I have a v1 Azure Function that is triggered by a message being written to the Azure Storage message queue.

The Azure Function needs to perform multiple updates to SharePoint Online. Occasionally these operations fail. This results in the message being returned to the queue and being reprocessed.

When I developed the function, I didn't consider that it might partially complete and then restart. I've done a little research and it sounds like I need to modify it to be re-entrant.

Is there a design pattern that I should follow to cater for this without having to add a lot of checks to determine if an operation has already been carried out by a previous execution? Alternatively, is there any Azure functionality that can help (beyond the existing message retries and poison queue)

Ivan Wilson
  • 403
  • 3
  • 12
  • You could use manual completion of the message, cloning the original message and adding properties to say which parts of the original message passed. Complete the original message and send the cloned message back to the queue. When the cloned message is resent to the queue (after a suitable delay perhaps), you can check the properties to see which operations not to repeat. – codebrane Apr 07 '22 at 09:21

1 Answers1

0

It sounds like you will need to do some re-engineering. Our team had a similar issue and wrote a home-grown solution years ago. But we eventually scrapped our solution and went with Azure Durable Functions.

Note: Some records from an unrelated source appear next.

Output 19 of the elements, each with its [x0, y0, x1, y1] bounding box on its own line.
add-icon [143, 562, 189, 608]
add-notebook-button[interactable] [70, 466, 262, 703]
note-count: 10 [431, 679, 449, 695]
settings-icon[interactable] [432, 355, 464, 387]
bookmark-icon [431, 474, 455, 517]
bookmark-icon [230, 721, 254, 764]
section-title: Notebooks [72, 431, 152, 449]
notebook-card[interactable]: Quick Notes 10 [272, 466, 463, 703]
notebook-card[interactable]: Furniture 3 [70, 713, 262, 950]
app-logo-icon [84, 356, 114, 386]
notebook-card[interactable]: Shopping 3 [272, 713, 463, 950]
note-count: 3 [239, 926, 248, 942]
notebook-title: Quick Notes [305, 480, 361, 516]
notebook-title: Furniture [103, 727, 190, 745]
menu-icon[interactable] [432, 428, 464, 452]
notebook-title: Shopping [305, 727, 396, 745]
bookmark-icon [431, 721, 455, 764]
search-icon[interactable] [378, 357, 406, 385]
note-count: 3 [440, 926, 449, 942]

Not gonna lie - this framework has some complexity and it took me a bit to wrap my head around it. Check out the function chaining pattern.

We have processing that requires multiple steps that all must be completed. We're spanning multiple data stores (Updating Cosmos Db, Azure SQL, Blob Storage, etc), so there's no support for distributed transactions across multiple PaaS offerings. Durable Functions will allow you to break your process up into discrete steps. If a step fails, an orchestrator will re-run that step based on a retry policy.

So in a nutshell, we use Durable Task Activity functions to attempt each step. If the step fails due to what we think is a transient error, we retry. If it's an unrecoverable error, we don't retry.

Rob Reagan
  • 7,313
  • 3
  • 20
  • 49